Ramen master Takashi Endo has arrived in town from Japan bearing his award-winning ramen, which just might be San Diego’s best yet. The chef, who opened his first ramen shop in 1994 in Akita, a prefecture in Japan’s Tohoku region, now operates nine ramen eateries in Japan and two in Taiwan, all with varying menus. His 12th shop, which just debuted in Kearny Mesa, is Endo’s first outside Asia. The new San Diego location of his Menya Ultra concept revolves around ramen made with long-simmered pork tonkotsu broth, a silky umami-laden MSG-free soup that’s the base for the restaurant’s classic tonkotsu ramen, miso ramen and tantan men, a Chinese-influenced ramen topped with a fried pork or chicken cutlet.

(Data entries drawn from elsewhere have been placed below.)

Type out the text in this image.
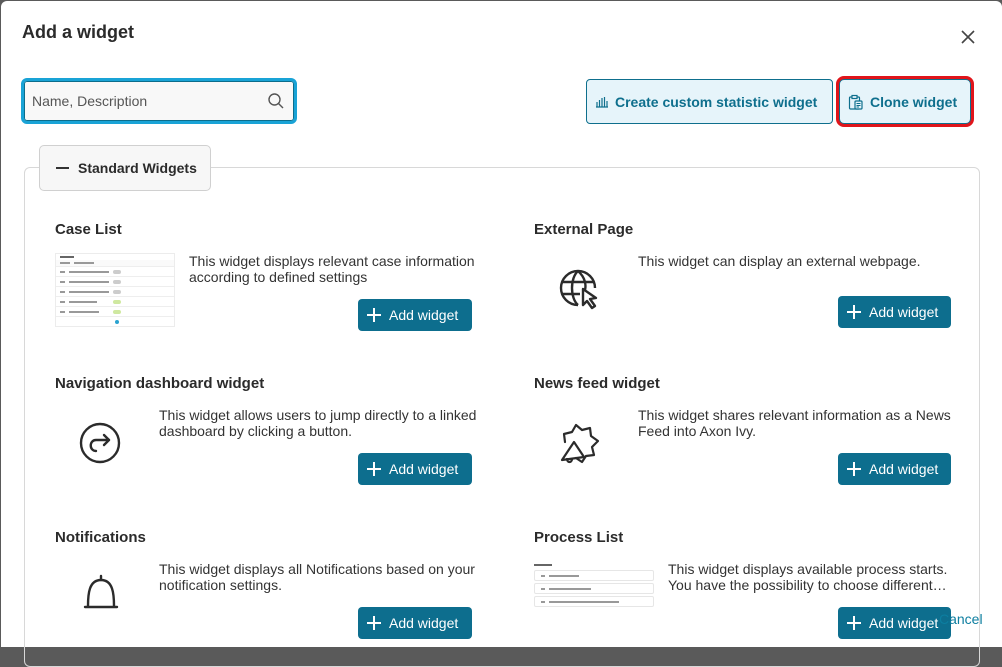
Add a widget
Name, Description
Create custom statistic widget	Clone widget
Standard Widgets
Case List
This widget displays relevant case information according to defined settings
Add widget
External Page
This widget can display an external webpage.
Add widget
Navigation dashboard widget
This widget allows users to jump directly to a linked dashboard by clicking a button.
Add widget
News feed widget
This widget shares relevant information as a News Feed into Axon Ivy.
Add widget
Notifications
This widget displays all Notifications based on your notification settings.
Add widget
Process List
This widget displays available process starts. You have the possibility to choose different…
Add widget Cancel
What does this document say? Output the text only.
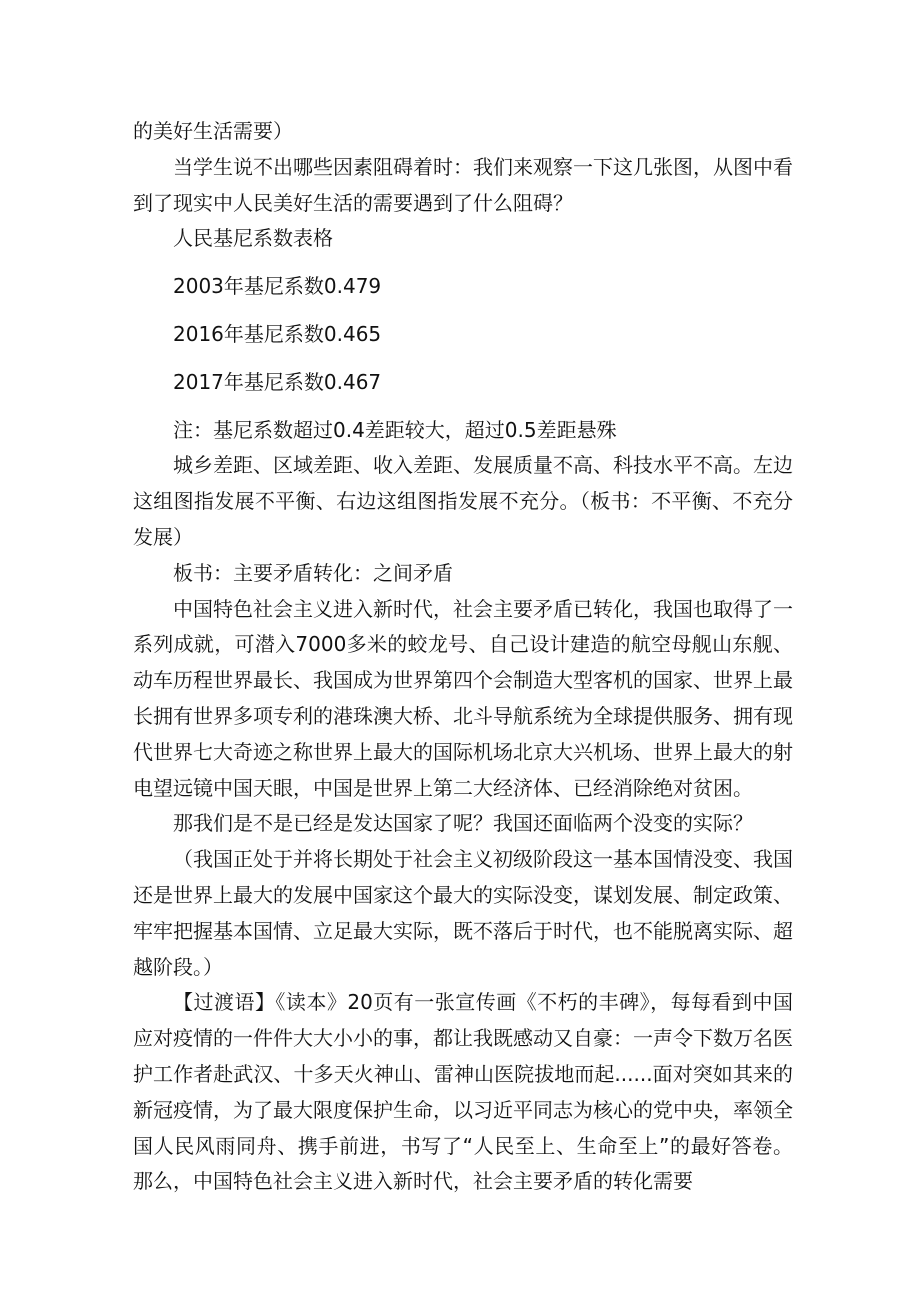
的美好生活需要）

当学生说不出哪些因素阻碍着时：我们来观察一下这几张图，从图中看到了现实中人民美好生活的需要遇到了什么阻碍？

人民基尼系数表格

2003年基尼系数0.479

2016年基尼系数0.465

2017年基尼系数0.467

注：基尼系数超过0.4差距较大，超过0.5差距悬殊

城乡差距、区域差距、收入差距、发展质量不高、科技水平不高。左边这组图指发展不平衡、右边这组图指发展不充分。（板书：不平衡、不充分发展）

板书：主要矛盾转化：之间矛盾

中国特色社会主义进入新时代，社会主要矛盾已转化，我国也取得了一系列成就，可潜入7000多米的蛟龙号、自己设计建造的航空母舰山东舰、动车历程世界最长、我国成为世界第四个会制造大型客机的国家、世界上最长拥有世界多项专利的港珠澳大桥、北斗导航系统为全球提供服务、拥有现代世界七大奇迹之称世界上最大的国际机场北京大兴机场、世界上最大的射电望远镜中国天眼，中国是世界上第二大经济体、已经消除绝对贫困。

那我们是不是已经是发达国家了呢？我国还面临两个没变的实际？

（我国正处于并将长期处于社会主义初级阶段这一基本国情没变、我国还是世界上最大的发展中国家这个最大的实际没变，谋划发展、制定政策、牢牢把握基本国情、立足最大实际，既不落后于时代，也不能脱离实际、超越阶段。）

【过渡语】《读本》20页有一张宣传画《不朽的丰碑》，每每看到中国应对疫情的一件件大大小小的事，都让我既感动又自豪：一声令下数万名医护工作者赴武汉、十多天火神山、雷神山医院拔地而起......面对突如其来的新冠疫情，为了最大限度保护生命，以习近平同志为核心的党中央，率领全国人民风雨同舟、携手前进，书写了“人民至上、生命至上”的最好答卷。那么，中国特色社会主义进入新时代，社会主要矛盾的转化需要
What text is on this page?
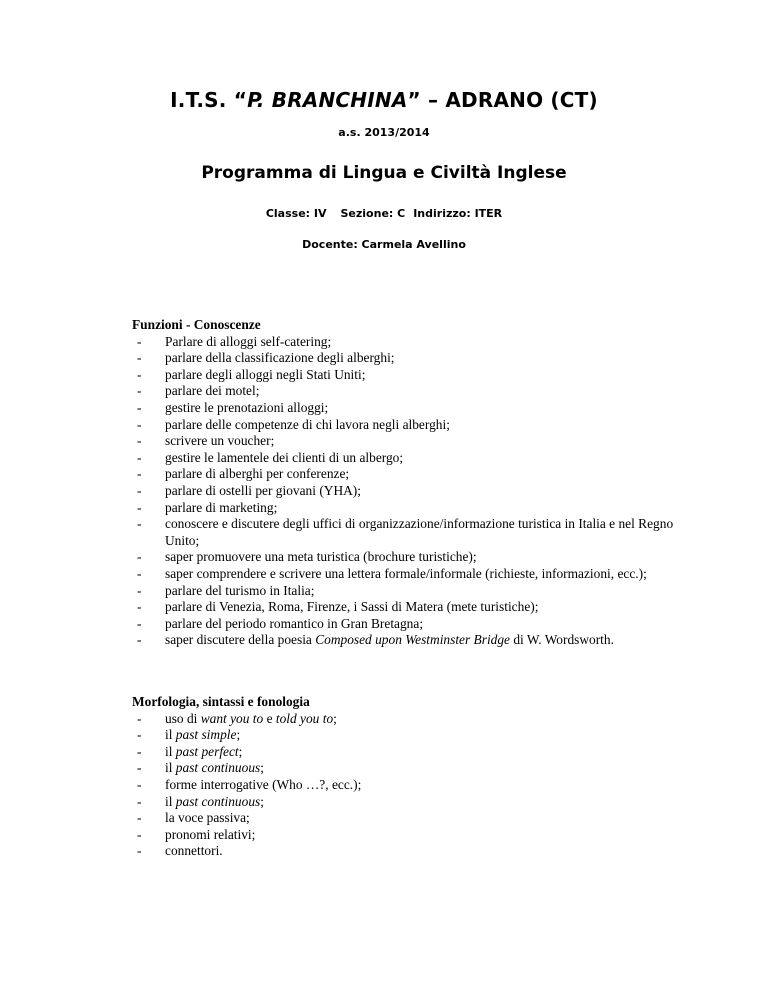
I.T.S. “P. BRANCHINA” – ADRANO (CT)
a.s. 2013/2014
Programma di Lingua e Civiltà Inglese
Classe: IV Sezione: C Indirizzo: ITER
Docente: Carmela Avellino

Funzioni - Conoscenze

- Parlare di alloggi self-catering;
- parlare della classificazione degli alberghi;
- parlare degli alloggi negli Stati Uniti;
- parlare dei motel;
- gestire le prenotazioni alloggi;
- parlare delle competenze di chi lavora negli alberghi;
- scrivere un voucher;
- gestire le lamentele dei clienti di un albergo;
- parlare di alberghi per conferenze;
- parlare di ostelli per giovani (YHA);
- parlare di marketing;
- conoscere e discutere degli uffici di organizzazione/informazione turistica in Italia e nel Regno Unito;
- saper promuovere una meta turistica (brochure turistiche);
- saper comprendere e scrivere una lettera formale/informale (richieste, informazioni, ecc.);
- parlare del turismo in Italia;
- parlare di Venezia, Roma, Firenze, i Sassi di Matera (mete turistiche);
- parlare del periodo romantico in Gran Bretagna;
- saper discutere della poesia Composed upon Westminster Bridge di W. Wordsworth.

Morfologia, sintassi e fonologia

- uso di want you to e told you to;
- il past simple;
- il past perfect;
- il past continuous;
- forme interrogative (Who …?, ecc.);
- il past continuous;
- la voce passiva;
- pronomi relativi;
- connettori.
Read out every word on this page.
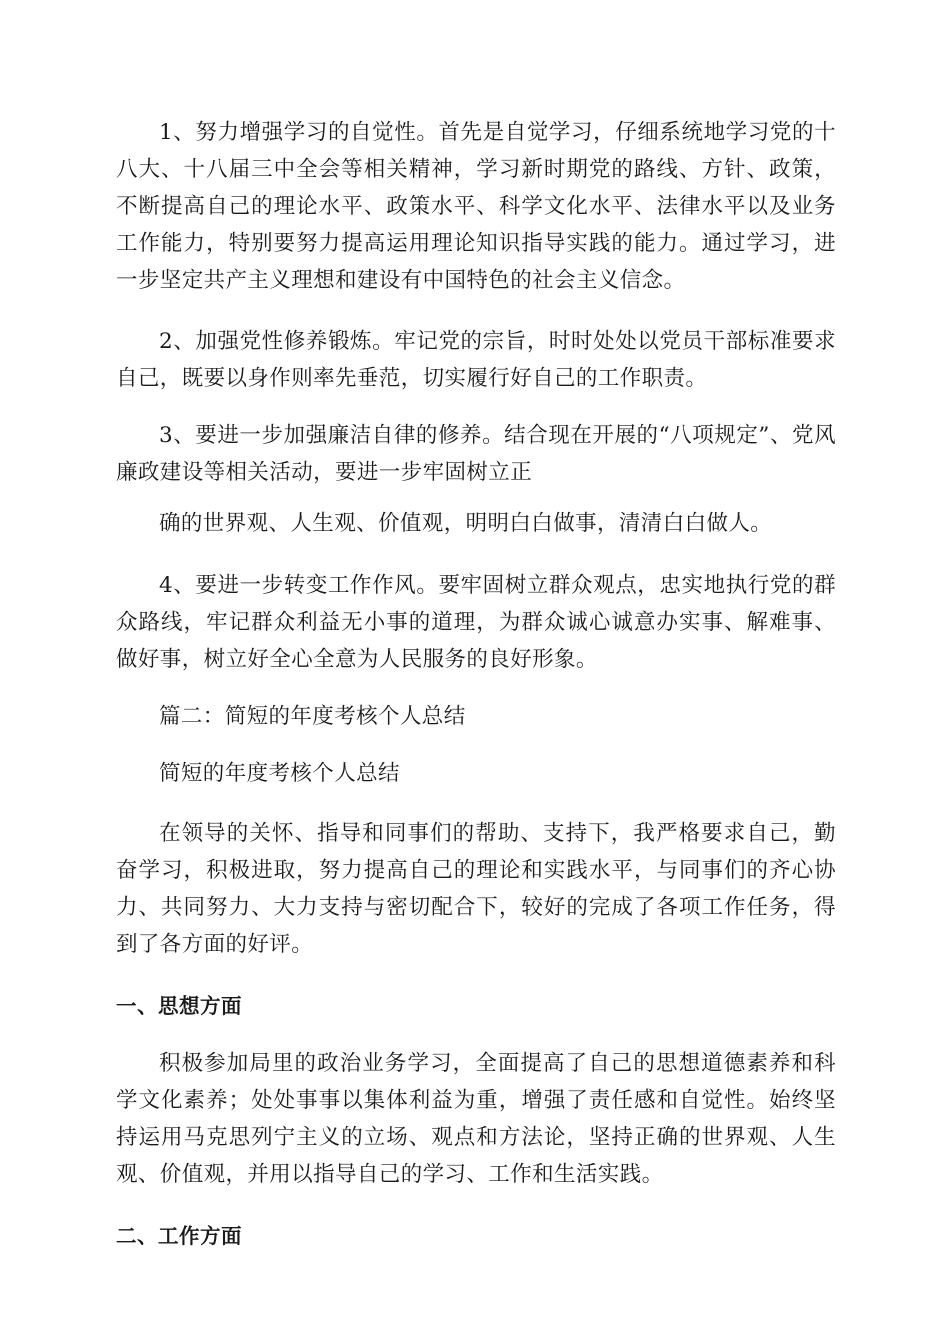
1、努力增强学习的自觉性。首先是自觉学习，仔细系统地学习党的十八大、十八届三中全会等相关精神，学习新时期党的路线、方针、政策，不断提高自己的理论水平、政策水平、科学文化水平、法律水平以及业务工作能力，特别要努力提高运用理论知识指导实践的能力。通过学习，进一步坚定共产主义理想和建设有中国特色的社会主义信念。

2、加强党性修养锻炼。牢记党的宗旨，时时处处以党员干部标准要求自己，既要以身作则率先垂范，切实履行好自己的工作职责。

3、要进一步加强廉洁自律的修养。结合现在开展的“八项规定”、党风廉政建设等相关活动，要进一步牢固树立正

确的世界观、人生观、价值观，明明白白做事，清清白白做人。

4、要进一步转变工作作风。要牢固树立群众观点，忠实地执行党的群众路线，牢记群众利益无小事的道理，为群众诚心诚意办实事、解难事、做好事，树立好全心全意为人民服务的良好形象。

篇二：简短的年度考核个人总结

简短的年度考核个人总结

在领导的关怀、指导和同事们的帮助、支持下，我严格要求自己，勤奋学习，积极进取，努力提高自己的理论和实践水平，与同事们的齐心协力、共同努力、大力支持与密切配合下，较好的完成了各项工作任务，得到了各方面的好评。

一、思想方面

积极参加局里的政治业务学习，全面提高了自己的思想道德素养和科学文化素养；处处事事以集体利益为重，增强了责任感和自觉性。始终坚持运用马克思列宁主义的立场、观点和方法论，坚持正确的世界观、人生观、价值观，并用以指导自己的学习、工作和生活实践。

二、工作方面
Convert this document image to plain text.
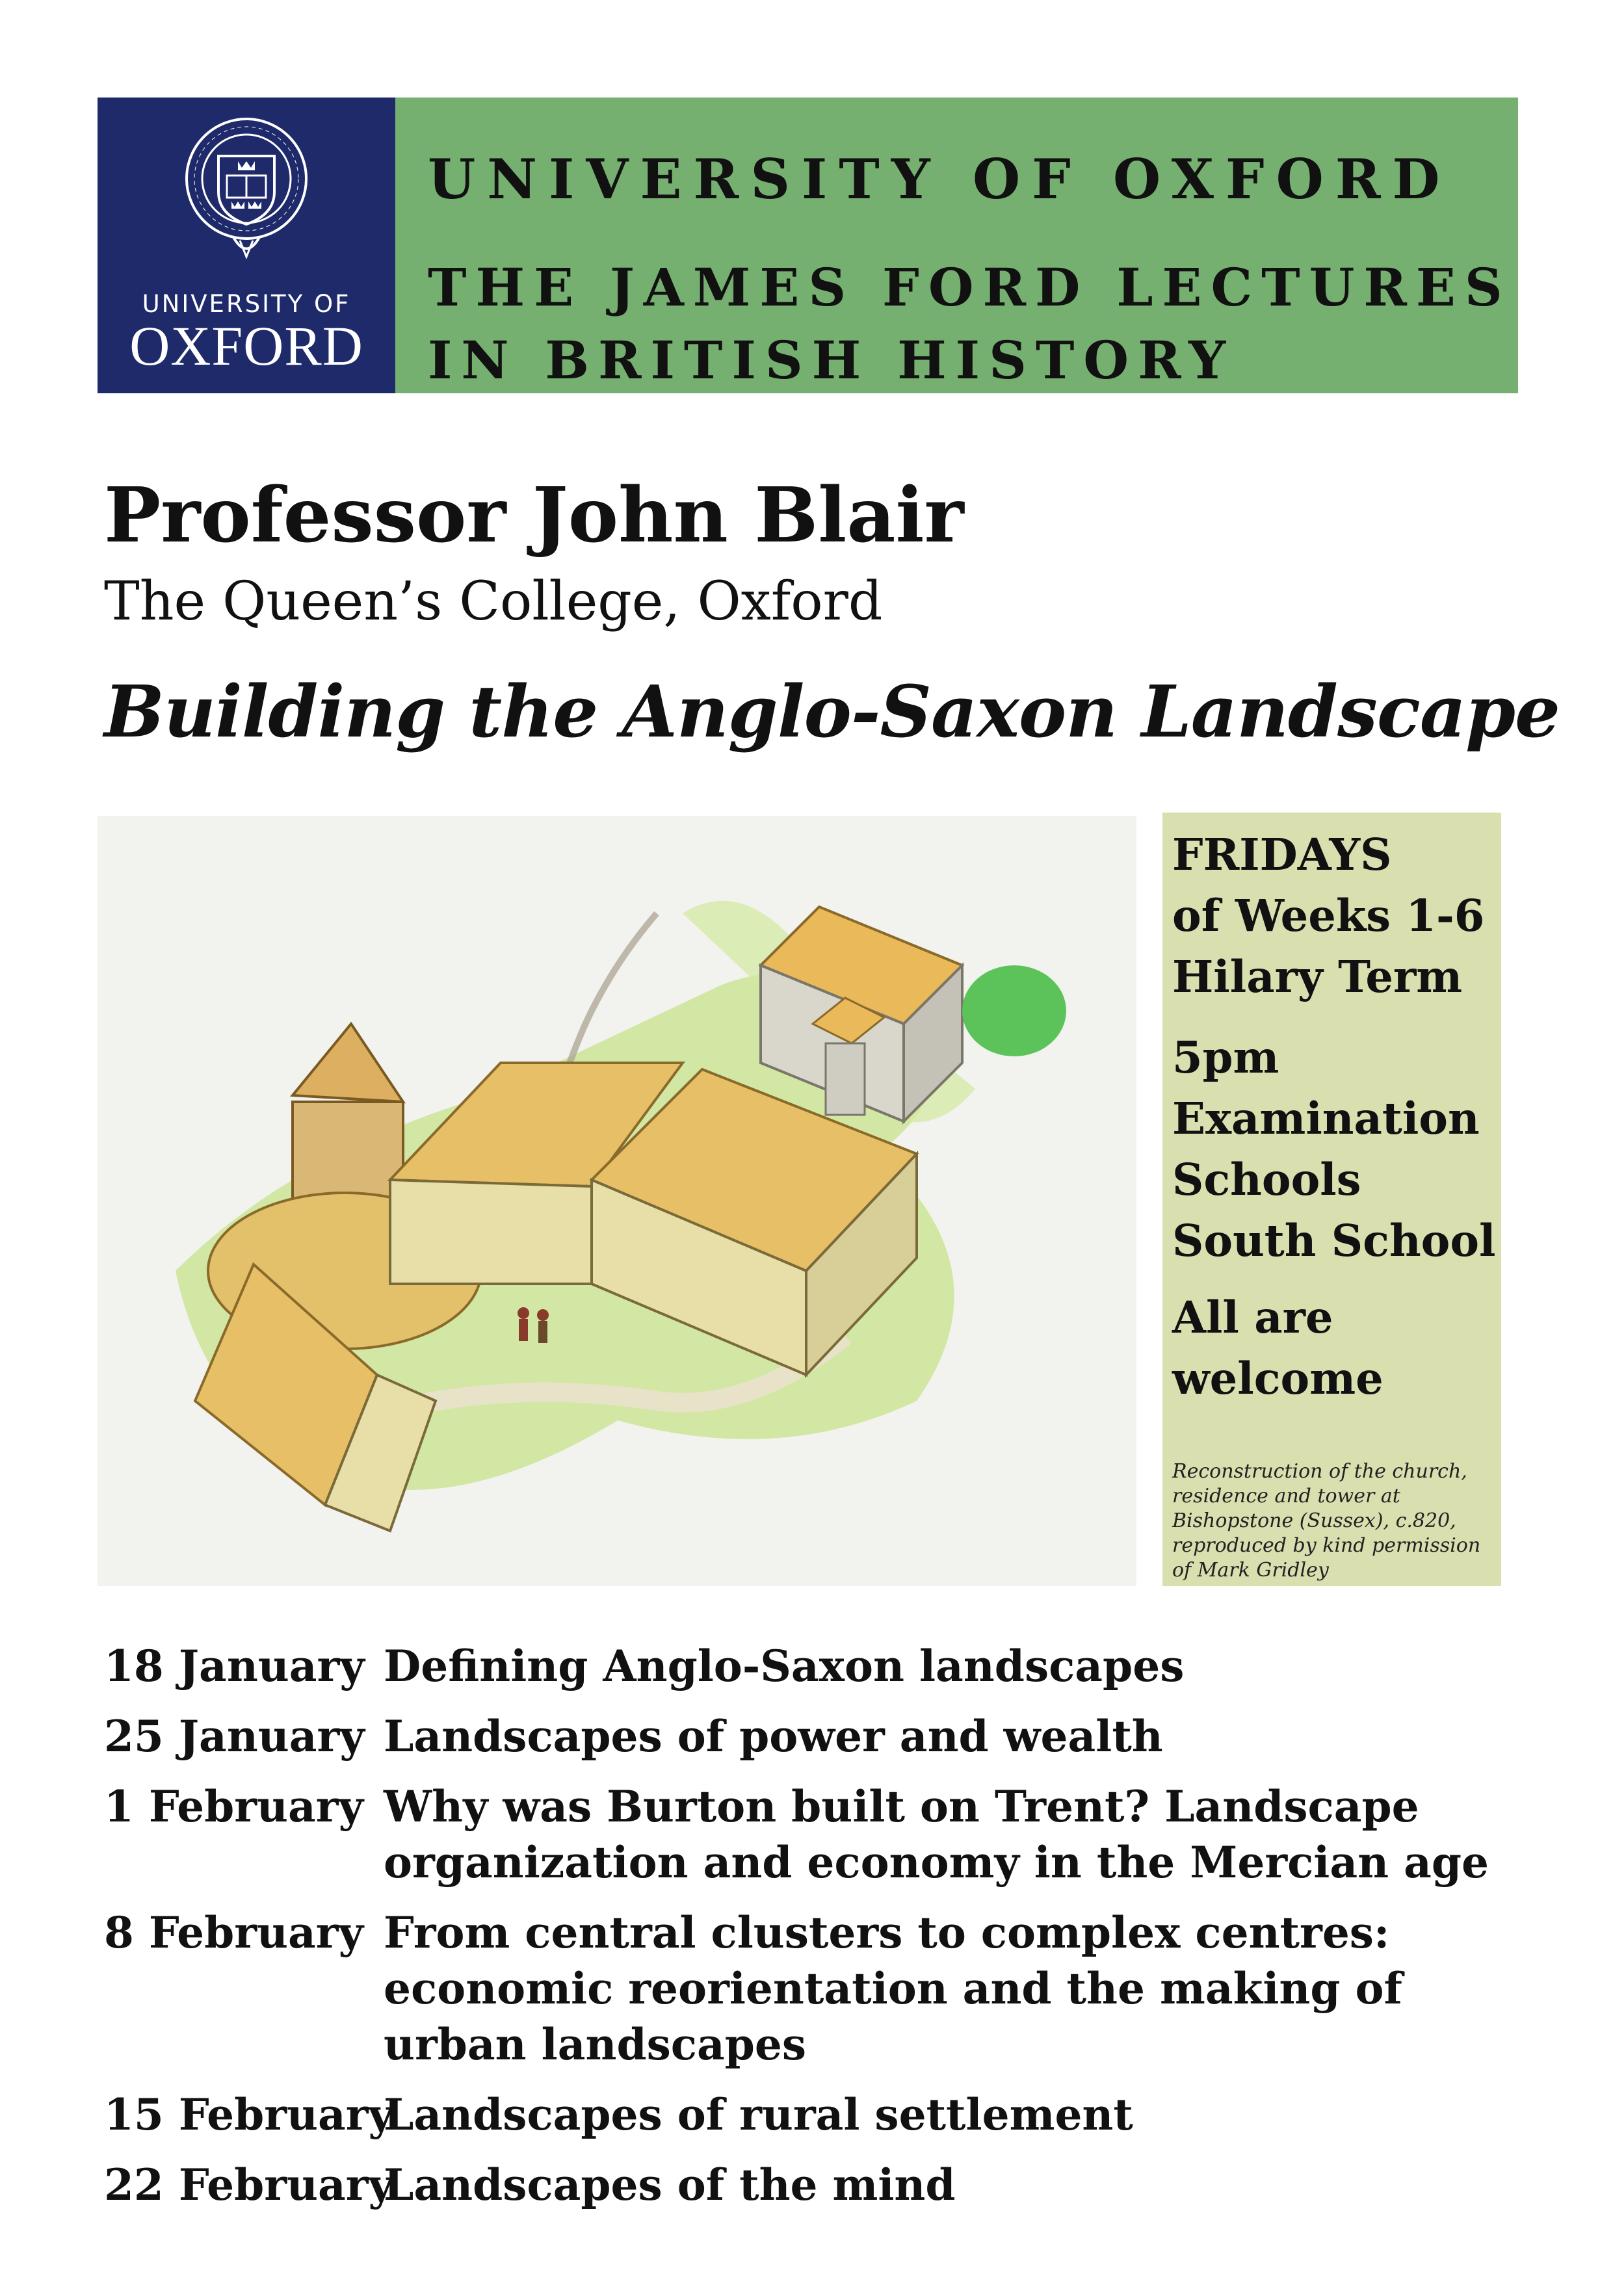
UNIVERSITY OF
OXFORD
UNIVERSITY OF OXFORD
THE JAMES FORD LECTURES
IN BRITISH HISTORY
Professor John Blair
The Queen’s College, Oxford
Building the Anglo-Saxon Landscape
FRIDAYS
of Weeks 1-6
Hilary Term
5pm
Examination
Schools
South School
All are
welcome
Reconstruction of the church, residence and tower at Bishopstone (Sussex), c.820, reproduced by kind permission of Mark Gridley
18 January Defining Anglo-Saxon landscapes
25 January Landscapes of power and wealth
1 February Why was Burton built on Trent? Landscape organization and economy in the Mercian age
8 February From central clusters to complex centres: economic reorientation and the making of urban landscapes
15 February
Landscapes of rural settlement
22 February
Landscapes of the mind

Endo tells Eater that his goal is to introduce American palates to authentic Japanese ramen of the highest quality; for the chef, that means making ramen noodles daily on-site, crafted from a special wheat sourced from Hokkaido, Japan which gives the strands a uniquely smooth and bouncy texture. The menu will soon expand to include tsukemen, a dipping variation of ramen designed to showcase the noodles.
The chef/restaurateur, who will be traveling back and forth from San Diego to Japan, tells Eater that he plans to open at least two or three more shops in San Diego before taking his ramen concepts up the West Coast and across the country.